The good horse gathered up his four feet on the brink, took one vigorous leap, appearing for a second to hover over the water; then he fell lightly on the other side of the stream, with a seesaw movement, to which the intrepid Amazon accommodated herself by leaning far back. The rebound threw her forward a little, but she straightened herself quickly and went on.
The General, who had slackened his pace that he might not interfere with her leap, gave vent to a sigh of relief. He pressed Aida’s flanks firmly, and the big Irish mare jumped after her competitor, with the majestic dignity of her race.
Reassured by the ‘savoir-faire’ of his companion, the former winner of the military steeplechase felt revive within himself all his ardor for the conflict, and he hastened to make up the distance he had lost.
The two horses, now on the west side of the racetrack, were almost neck-and-neck, and it would have been difficult to prognosticate which had the better chance of victory. Zibeline’s light weight gave Seaman the advantage, but Aida gained a little ground every time she leaped an obstacle; so that, after passing the hurdles and the third hedge, the champions arrived simultaneously at the summit of the hill, from which point the track extends in a straight line, parallel with the Allee des Fortifications.
Feeling himself urged on still harder, the English horse began to lay back his ears and pull so violently on the rein that his rider had all she could do to hold him, and lacked sufficient strength to direct his course. Seeing Zibeline’s danger, Henri hastened to slacken his horse’s pace, but it was too late: the almost perpendicular declivity of the other side of the hill added fresh impetus to the ungovernable rush of Seaman, who suddenly became wild and reckless.
The situation was all the more critical for the reason that the next obstacle was a brook, only two metres wide, but of which the passage was obstructed on the farther side of the track by heavy beams, laid one on top of another, solidly riveted and measuring one metre and ten millimetres from the base to the summit. The excited horse charged obliquely toward this obstruction with all his might. Paying no more attention to the pressure upon his bit, he rose in the air, but as he had not given himself sufficient time to take plenty of room for the leap, his hoofs struck violently against the top beam, the force of resistance of which threw him over on one side; his hindquarters turned in the air, and he fell in a heap on the other side of the obstacle, sending up a great splash of water as he went into the brook.

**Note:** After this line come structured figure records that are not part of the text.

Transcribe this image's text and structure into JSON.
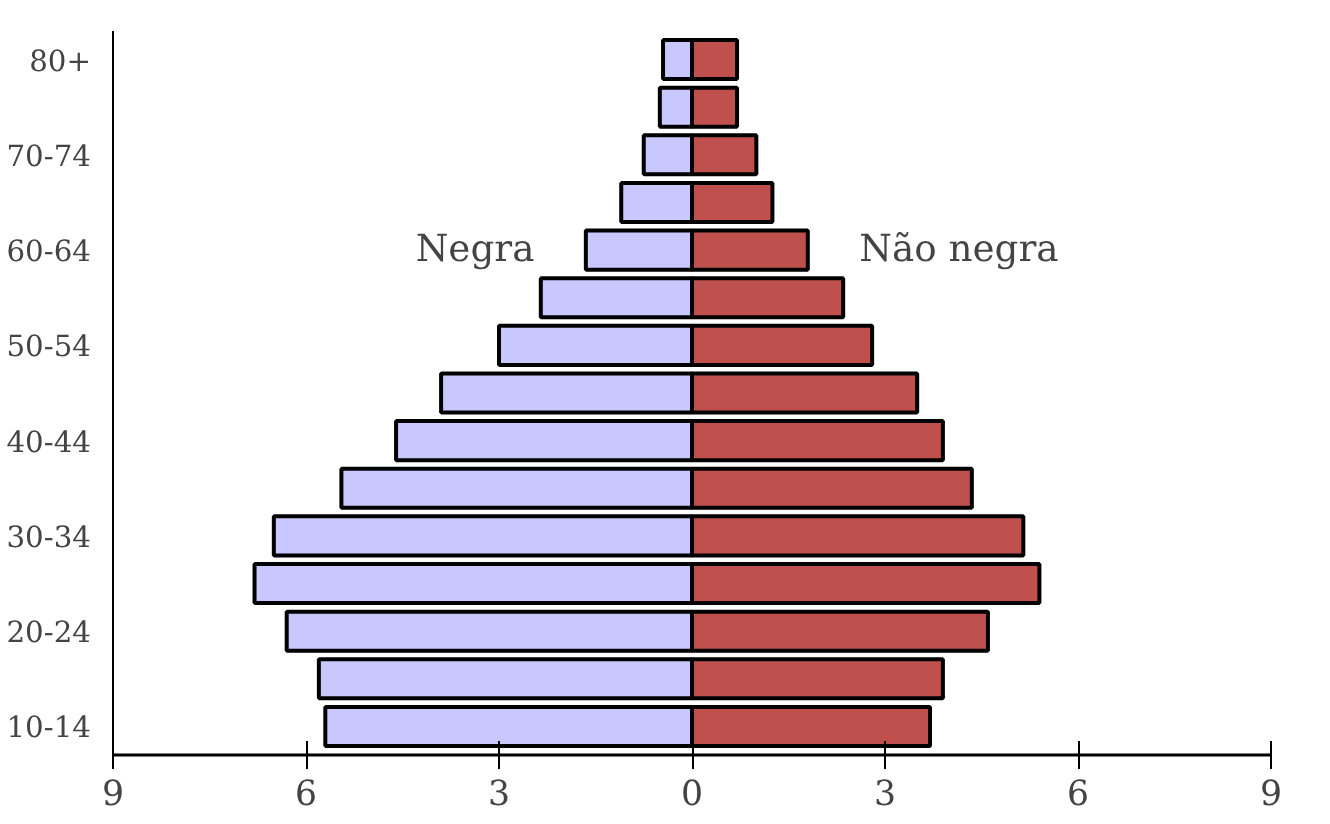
{
  "chart_data": {
    "type": "bar",
    "orientation": "horizontal",
    "stacked": true,
    "categories": [
      "80+",
      null,
      "70-74",
      null,
      "60-64",
      null,
      "50-54",
      null,
      "40-44",
      null,
      "30-34",
      null,
      "20-24",
      null,
      "10-14"
    ],
    "xlim": [
      -9,
      9
    ],
    "xticks": [
      {
        "value": -9,
        "label": "9"
      },
      {
        "value": -6,
        "label": "6"
      },
      {
        "value": -3,
        "label": "3"
      },
      0,
      3,
      6,
      9
    ],
    "series": [
      {
        "name": "Negra",
        "color": "#c8c8ff",
        "values": [
          -0.45,
          -0.5,
          -0.75,
          -1.1,
          -1.65,
          -2.35,
          -3.0,
          -3.9,
          -4.6,
          -5.45,
          -6.5,
          -6.8,
          -6.3,
          -5.8,
          -5.7
        ]
      },
      {
        "name": "Não negra",
        "color": "#c0504d",
        "values": [
          0.7,
          0.7,
          1.0,
          1.25,
          1.8,
          2.35,
          2.8,
          3.5,
          3.9,
          4.35,
          5.15,
          5.4,
          4.6,
          3.9,
          3.7
        ]
      }
    ]
  }
}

Had Zibeline been crushed by the weight of the horse in this terrible fall, or, not having been able to free herself from him, had she been drowned under him? Henri uttered a hoarse cry, struck his spurs into the sides of his mare, crossed the brook breathlessly, stopping on the other side as soon as he could control his horse’s pace; then, rushing back, he leaped to the ground to save the poor girl, if there was still time to do so.

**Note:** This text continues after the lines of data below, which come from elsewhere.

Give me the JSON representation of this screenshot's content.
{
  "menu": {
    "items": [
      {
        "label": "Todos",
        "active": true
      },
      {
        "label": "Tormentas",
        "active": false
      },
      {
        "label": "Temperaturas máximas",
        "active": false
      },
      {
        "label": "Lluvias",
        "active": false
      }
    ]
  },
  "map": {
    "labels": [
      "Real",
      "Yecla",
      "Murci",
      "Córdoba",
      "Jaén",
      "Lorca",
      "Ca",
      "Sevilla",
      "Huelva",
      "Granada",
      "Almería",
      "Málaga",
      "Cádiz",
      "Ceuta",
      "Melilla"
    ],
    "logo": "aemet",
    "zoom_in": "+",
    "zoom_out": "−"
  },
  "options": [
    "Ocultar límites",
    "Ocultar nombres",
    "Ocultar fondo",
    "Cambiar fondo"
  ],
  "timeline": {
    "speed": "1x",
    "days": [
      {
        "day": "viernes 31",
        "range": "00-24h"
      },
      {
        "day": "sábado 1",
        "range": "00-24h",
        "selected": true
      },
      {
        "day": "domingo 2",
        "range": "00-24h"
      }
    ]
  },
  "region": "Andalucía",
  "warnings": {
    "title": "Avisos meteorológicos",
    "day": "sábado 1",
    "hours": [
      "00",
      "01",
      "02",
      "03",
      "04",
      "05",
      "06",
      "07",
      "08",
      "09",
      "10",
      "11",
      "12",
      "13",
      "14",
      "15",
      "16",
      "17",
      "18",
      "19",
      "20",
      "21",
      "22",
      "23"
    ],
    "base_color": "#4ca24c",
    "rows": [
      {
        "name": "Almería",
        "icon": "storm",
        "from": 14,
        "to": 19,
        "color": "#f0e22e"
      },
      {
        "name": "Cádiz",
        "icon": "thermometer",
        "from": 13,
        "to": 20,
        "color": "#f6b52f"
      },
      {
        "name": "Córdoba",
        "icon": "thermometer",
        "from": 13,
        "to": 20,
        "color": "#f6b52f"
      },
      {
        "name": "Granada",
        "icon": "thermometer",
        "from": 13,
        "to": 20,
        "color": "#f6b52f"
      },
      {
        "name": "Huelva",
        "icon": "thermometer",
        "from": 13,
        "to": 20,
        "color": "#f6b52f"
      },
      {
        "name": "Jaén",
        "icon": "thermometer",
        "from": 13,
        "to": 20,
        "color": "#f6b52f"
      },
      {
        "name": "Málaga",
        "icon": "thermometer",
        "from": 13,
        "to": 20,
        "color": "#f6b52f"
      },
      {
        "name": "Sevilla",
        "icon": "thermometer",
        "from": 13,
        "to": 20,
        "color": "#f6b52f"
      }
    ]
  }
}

Zibeline lay inanimate on the grass, her face lying against the earth. By a lucky chance, the horse had fallen on his right side, so that his rider’s limbs and skirt had not been caught. Unhorsed by the violence of the shock, Zibeline had gone over the animal’s head and fallen on the other side of the brook. Her Amazon hat, so glossy when she had set out, was now crushed, and her gloves were torn and soiled with mud; which indicated that she had fallen on her head and her hands.
Henri knelt beside her, passed his arm around her inert and charming body, and drew her tenderly toward him. Her eyes were half-open and dull, her lips pale; her nose, the nostrils of which were usually well dilated, had a pinched look; and a deadly pallor covered that face which only a moment before had been so rosy and smiling.

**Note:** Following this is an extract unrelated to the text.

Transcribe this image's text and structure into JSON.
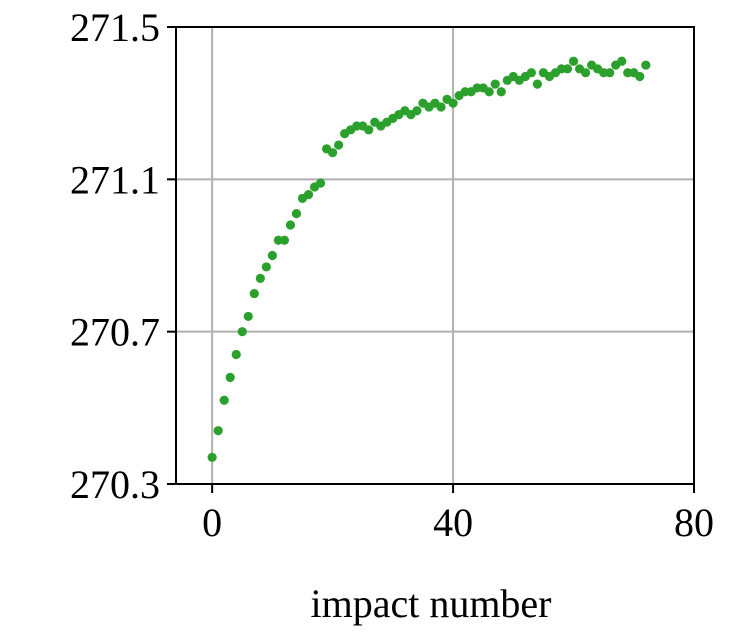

These signs were the forerunners of death, which the officer had recognized so many times on the battlefield. But those stricken ones had at least been men, devoting themselves to the risks of warfare; while in the presence of this young girl lying before him, looking upon this victim of a reckless audacity to which he felt he had lent himself too readily, the whole responsibility for the accident seemed to him to rest upon his own shoulders, and a poignant remorse tore his heart.